What are the coordinates of the points at which the slope of a function with the equation y=x^4-8x^2 is equal to zero?
Please help me to understand how to approach this question.
y'=0=4x^3-16x= 4x(x+2)(x-2)
so what are the zeroes of this?
Is it (0,0), (2,0) and (-2,0)?
To find the coordinates of the points where the slope of a function is zero, we need to find the values of x for which the derivative of the function is equal to zero.
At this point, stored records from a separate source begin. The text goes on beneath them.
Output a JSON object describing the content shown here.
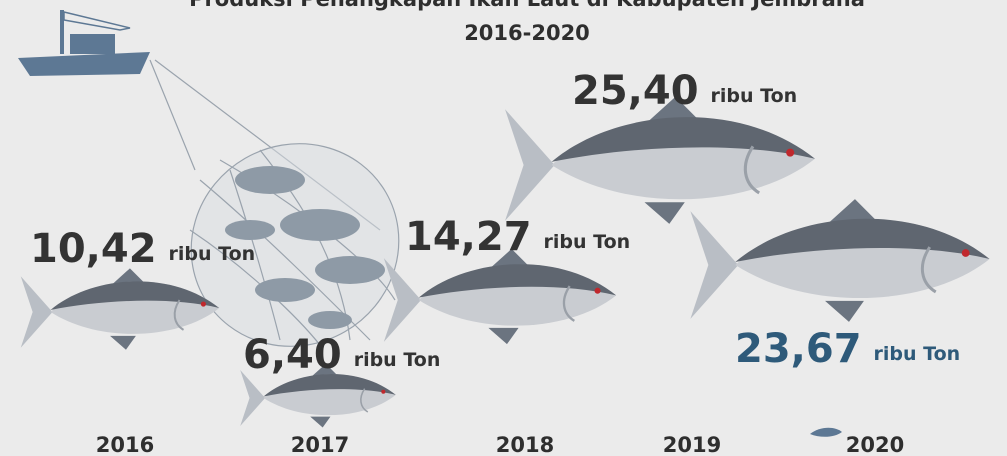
{
  "chart_data": {
    "type": "pictorial",
    "title": "Produksi Penangkapan Ikan Laut di Kabupaten Jembrana",
    "subtitle": "2016-2020",
    "categories": [
      "2016",
      "2017",
      "2018",
      "2019",
      "2020"
    ],
    "values": [
      10.42,
      6.4,
      14.27,
      25.4,
      23.67
    ],
    "value_labels": [
      "10,42",
      "6,40",
      "14,27",
      "25,40",
      "23,67"
    ],
    "unit": "ribu Ton",
    "color": "#c9ccd1",
    "highlight_color": "#2e5a7a"
  }
}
In this case, we're given the function y = x^4 - 8x^2. To find the derivative of this function, we use the power rule for derivatives.
The power rule states that the derivative of x^n is equal to n*x^(n-1).
Using the power rule, we calculate the derivative of y = x^4 - 8x^2:
dy/dx = d/dx(x^4) - d/dx(8x^2)
= 4*x^(4-1) - 8*2*x^(2-1)
= 4*x^3 - 16x
Now we set the derivative equal to zero:
4*x^3 - 16x = 0
Next, we factor out the common factor of 4x:
4x(x^2 - 4) = 0
Now we have two possibilities: either 4x = 0 or (x^2 - 4) = 0.
From 4x = 0, we find that x = 0.
From (x^2 - 4) = 0, we find two solutions:
1. x^2 - 4 = 0
x^2 = 4
x = ±2
So the coordinates of the points at which the slope of the function is zero are (0,0), (-2,0), and (2,0).